PBDs are caused by mutations in one of at least 12 identified PEX genes that code for peroxisomal proteins necessary for peroxisome biogenesis. PEX gene products include cytosolic peroxisomal protein receptors, peroxisomal membrane docking proteins and membrane transporters that function in peroxisomal import of proteins and metabolites. Proteins destined for the peroxisome carry a peroxisomal targeting signal sequence consisting of one of at least two specific amino acid sequences. Cytosolic receptors recognize the signaling sequence, bind the proteins and transport them to the peroxisome membrane where they interact with docking proteins and transporters that import them into the peroxisomal lumen. Failure to localize these proteins to the peroxisome results in impaired metabolic function.

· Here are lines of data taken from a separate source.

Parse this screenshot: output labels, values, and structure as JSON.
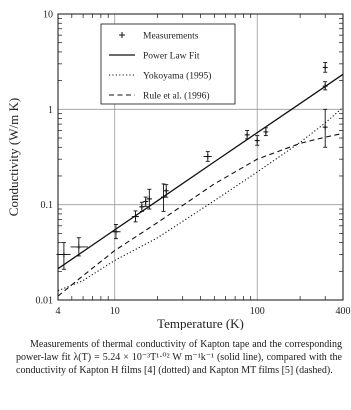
{
  "chart_data": {
    "type": "scatter",
    "title": "",
    "xlabel": "Temperature (K)",
    "ylabel": "Conductivity (W/m K)",
    "xscale": "log",
    "yscale": "log",
    "xlim": [
      4,
      400
    ],
    "ylim": [
      0.01,
      10
    ],
    "xticks": [
      4,
      10,
      100,
      400
    ],
    "xtick_labels": [
      "4",
      "10",
      "100",
      "400"
    ],
    "yticks": [
      0.01,
      0.1,
      1,
      10
    ],
    "ytick_labels": [
      "0.01",
      "0.1",
      "1",
      "10"
    ],
    "grid": true,
    "legend_position": "top-left",
    "series": [
      {
        "name": "Measurements",
        "kind": "points-with-error-bars",
        "marker": "+",
        "points": [
          {
            "x": 4.4,
            "y": 0.03,
            "ylo": 0.021,
            "yhi": 0.04,
            "xlo": 3.9,
            "xhi": 4.9
          },
          {
            "x": 5.6,
            "y": 0.036,
            "ylo": 0.029,
            "yhi": 0.045,
            "xlo": 4.9,
            "xhi": 6.5
          },
          {
            "x": 10.2,
            "y": 0.052,
            "ylo": 0.044,
            "yhi": 0.062,
            "xlo": 9.5,
            "xhi": 11.0
          },
          {
            "x": 14.0,
            "y": 0.075,
            "ylo": 0.066,
            "yhi": 0.086,
            "xlo": 13.2,
            "xhi": 14.8
          },
          {
            "x": 15.5,
            "y": 0.095,
            "ylo": 0.085,
            "yhi": 0.106,
            "xlo": 15.0,
            "xhi": 16.0
          },
          {
            "x": 16.5,
            "y": 0.108,
            "ylo": 0.096,
            "yhi": 0.12,
            "xlo": 16.0,
            "xhi": 17.0
          },
          {
            "x": 17.5,
            "y": 0.115,
            "ylo": 0.09,
            "yhi": 0.145,
            "xlo": 16.8,
            "xhi": 18.2
          },
          {
            "x": 22.0,
            "y": 0.12,
            "ylo": 0.085,
            "yhi": 0.165,
            "xlo": 21.5,
            "xhi": 22.5
          },
          {
            "x": 23.0,
            "y": 0.14,
            "ylo": 0.12,
            "yhi": 0.162,
            "xlo": 22.5,
            "xhi": 23.5
          },
          {
            "x": 45.0,
            "y": 0.32,
            "ylo": 0.285,
            "yhi": 0.36,
            "xlo": 42.0,
            "xhi": 48.0
          },
          {
            "x": 85.0,
            "y": 0.54,
            "ylo": 0.49,
            "yhi": 0.6,
            "xlo": 83.0,
            "xhi": 87.0
          },
          {
            "x": 100.0,
            "y": 0.47,
            "ylo": 0.42,
            "yhi": 0.53,
            "xlo": 98.0,
            "xhi": 102.0
          },
          {
            "x": 115.0,
            "y": 0.58,
            "ylo": 0.53,
            "yhi": 0.64,
            "xlo": 113.0,
            "xhi": 117.0
          },
          {
            "x": 300.0,
            "y": 2.75,
            "ylo": 2.45,
            "yhi": 3.1,
            "xlo": 296.0,
            "xhi": 304.0
          },
          {
            "x": 300.0,
            "y": 1.75,
            "ylo": 1.6,
            "yhi": 1.95,
            "xlo": 296.0,
            "xhi": 304.0
          },
          {
            "x": 300.0,
            "y": 0.65,
            "ylo": 0.4,
            "yhi": 1.0,
            "xlo": 296.0,
            "xhi": 304.0
          }
        ]
      },
      {
        "name": "Power Law Fit",
        "kind": "line",
        "style": "solid",
        "x": [
          4,
          10,
          20,
          50,
          100,
          200,
          400
        ],
        "y": [
          0.0213,
          0.0544,
          0.11,
          0.281,
          0.569,
          1.15,
          2.33
        ]
      },
      {
        "name": "Yokoyama (1995)",
        "kind": "line",
        "style": "dotted",
        "x": [
          4,
          6,
          10,
          20,
          50,
          100,
          200,
          300,
          400
        ],
        "y": [
          0.0125,
          0.016,
          0.026,
          0.045,
          0.11,
          0.22,
          0.45,
          0.72,
          1.05
        ]
      },
      {
        "name": "Rule et al. (1996)",
        "kind": "line",
        "style": "dashed",
        "x": [
          4,
          6,
          10,
          20,
          50,
          100,
          200,
          300,
          400
        ],
        "y": [
          0.011,
          0.018,
          0.033,
          0.065,
          0.165,
          0.3,
          0.44,
          0.51,
          0.56
        ]
      }
    ]
  },
  "caption": {
    "text": "Measurements of thermal conductivity of Kapton tape and the corresponding power-law fit λ(T) = 5.24 × 10⁻³T¹·⁰² W m⁻¹k⁻¹ (solid line), compared with the conductivity of Kapton H films [4] (dotted) and Kapton MT films [5] (dashed)."
  }
}
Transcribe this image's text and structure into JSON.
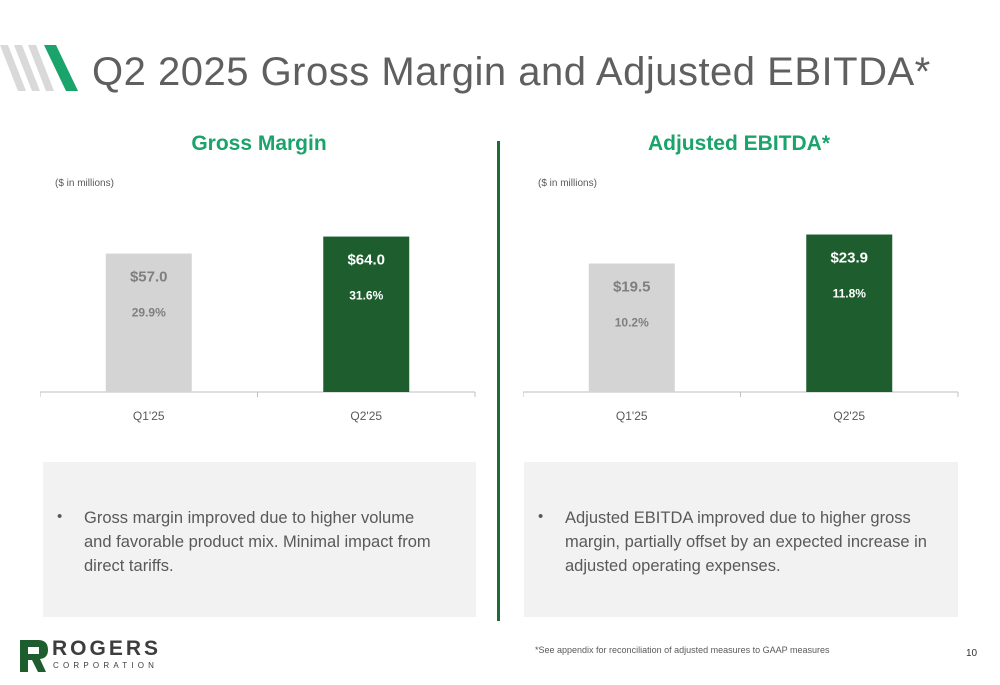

There are generally poor genotype-phenotype correlations within the PBDs. Severe and mild phenotypes can be caused by many of the different PEX genes and mutations within each PEX gene can give rise to the wide phenotypic spectrum. This complicates the ability to select any specific gene for targeted sequencing based on the clinical phenotype. PEX1 mutations account for the greatest percentage of PBD patients but other PEX genes are also causative.

PBDs are inherited in an autosomal recessive fashion. Parents are heterozygous carriers and have a 25% (1 in 4) chance of passing along two PBD genes to their child, who is consequently affected by PBD. Heterozygous carriers do not exhibit sufficient peroxisomal biochemical abnormalities and must be diagnosed using molecular means.

Owing to the spectrum of symptoms, PBD patients are typically diagnosed using biochemical tests of peroxisomal function. The finding of abnormalities in two or more different peroxisomal functions is necessary to diagnose PBDs. The most readily available tests include measurement of plasma very long-chain fatty acids (elevated); phytanic and/or pristanic acid (elevated if consuming dairy products); and erythrocyte plasmalogen levels (reduced). Identifying elevated pipecolic acid in plasma or urine, or abnormal bile acid intermediates is also diagnostically useful. The specific genetic diagnosis of PBDs requires gene sequencing of the known genes causing these diseases.

The advent of newborn screening for X-linked adrenoleukodystrophy by measuring elevated very long-chain fatty acids in dried blood spots promises to simultaneously identify PBD newborn infants as a screening by-product.

There is no specific therapy for the underlying genetic defect in PBD. Symptoms are treated as they arise using conventional therapies. Treatment is available for some symptoms, for example, adrenal insufficiency (adrenal hormone replacement), hearing impairment (hearing aids, cochlear implant), seizures (anticonvulsants), and osteoporosis (bisphosphonates). Attempts to treat individual peroxisomal functions, such as accumulation very long-chain fatty acids or phytanic acid using dietary approaches, have so far had minimal clinical efficacy. It is likely that a combination of therapeutic approaches may be more promising for treatment of the post-natal symptoms.